By all means, when any context warrants, we are free to follow the empirical drift, the clear contextual constraint, just as we are not free to make a subjectivistic assumption that God is not very good at expression, and start inventing an interpretation for which there is simply no objective evidence. All His words are clear if you bring understanding (Proverbs 8); the deficiencies are not from His speech but the misused scope for our dulness of heart, ignorance or wilfulness.
Thus since we are told over and over again that the Jewish and Gentile applications of the one Gospel are just that (e.g. Isaiah 42:6, 49:6), and that the Messiah is one, meaning just that, then the spiritual side of what is addressed to Israel may indeed be applied to the Gentiles, as Ephesians makes so clear, a fact in which Paul glories in Romans 11. As to that, is all one tree, whether you are currently in a group which is pruned off, or grafted in.
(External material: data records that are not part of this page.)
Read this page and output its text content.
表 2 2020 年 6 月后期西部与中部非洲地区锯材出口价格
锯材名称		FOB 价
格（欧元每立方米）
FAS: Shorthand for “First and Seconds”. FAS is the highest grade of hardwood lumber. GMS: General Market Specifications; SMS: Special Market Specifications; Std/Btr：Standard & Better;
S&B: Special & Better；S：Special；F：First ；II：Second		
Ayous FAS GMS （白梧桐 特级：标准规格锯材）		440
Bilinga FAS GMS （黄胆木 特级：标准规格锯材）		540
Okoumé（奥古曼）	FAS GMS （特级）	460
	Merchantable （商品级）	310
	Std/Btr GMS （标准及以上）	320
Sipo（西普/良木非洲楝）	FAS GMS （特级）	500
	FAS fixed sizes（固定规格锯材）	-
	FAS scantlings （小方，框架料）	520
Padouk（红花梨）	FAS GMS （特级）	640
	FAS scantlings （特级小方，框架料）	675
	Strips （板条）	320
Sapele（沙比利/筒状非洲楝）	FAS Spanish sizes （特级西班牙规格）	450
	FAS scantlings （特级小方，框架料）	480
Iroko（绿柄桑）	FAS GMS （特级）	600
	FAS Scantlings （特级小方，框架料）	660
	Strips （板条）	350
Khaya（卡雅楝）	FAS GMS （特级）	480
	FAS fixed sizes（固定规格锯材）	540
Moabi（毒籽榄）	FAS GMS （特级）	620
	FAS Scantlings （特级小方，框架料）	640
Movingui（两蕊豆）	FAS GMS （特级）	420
Hence not in vain do many Christians, of which this author is one, find immense comfort, encouragement and edification in reading of the various strengthening and comforting passages which move throughout Isaiah, like a perfume from an aromatic bush, hidden from the eye, perhaps, but stirring the senses.
While therefore it is crass to try to suppress passages contextually about the historical Jerusalem or Israel, to make them in themselves not mean that to which beyond doubt they refer in context, often wrapped about with numerous references and historical overviews, it is unfortunate not to see that just because some have misused the clear teaching of God on a particular issue or people, that with a unique and particular past, this does not mean that one should disregard or disrelish due figurative, or essentialised usage.
If there be contextually supported imagery in the use of various terms, Israel, Jerusalem, as is normal in human communication, then these are by no means ruled out from possible meaning, as if the fact that someone once stole a diamond means that diamonds are dim. The diamonds are the same; it is man who must not be dim, obviating the constant necessity for TEXTUAL FIDELITY, always a sound approach. God does not distort for convenience, nor does He mislead, and one of the most spectacular possible distortions is this: to imagine that God is not the truth, that He is subjected to cultural considerations, from which you disentangle and so on.
In such cases, it is necessary to ask of those involved: WHOSE writing is this, yours or God's ? If you want to write your own, just do not give it God's name, which belongs to Him (Jeremiah 23:21-25). They prophesy, says the Lord here, "lies in My name"!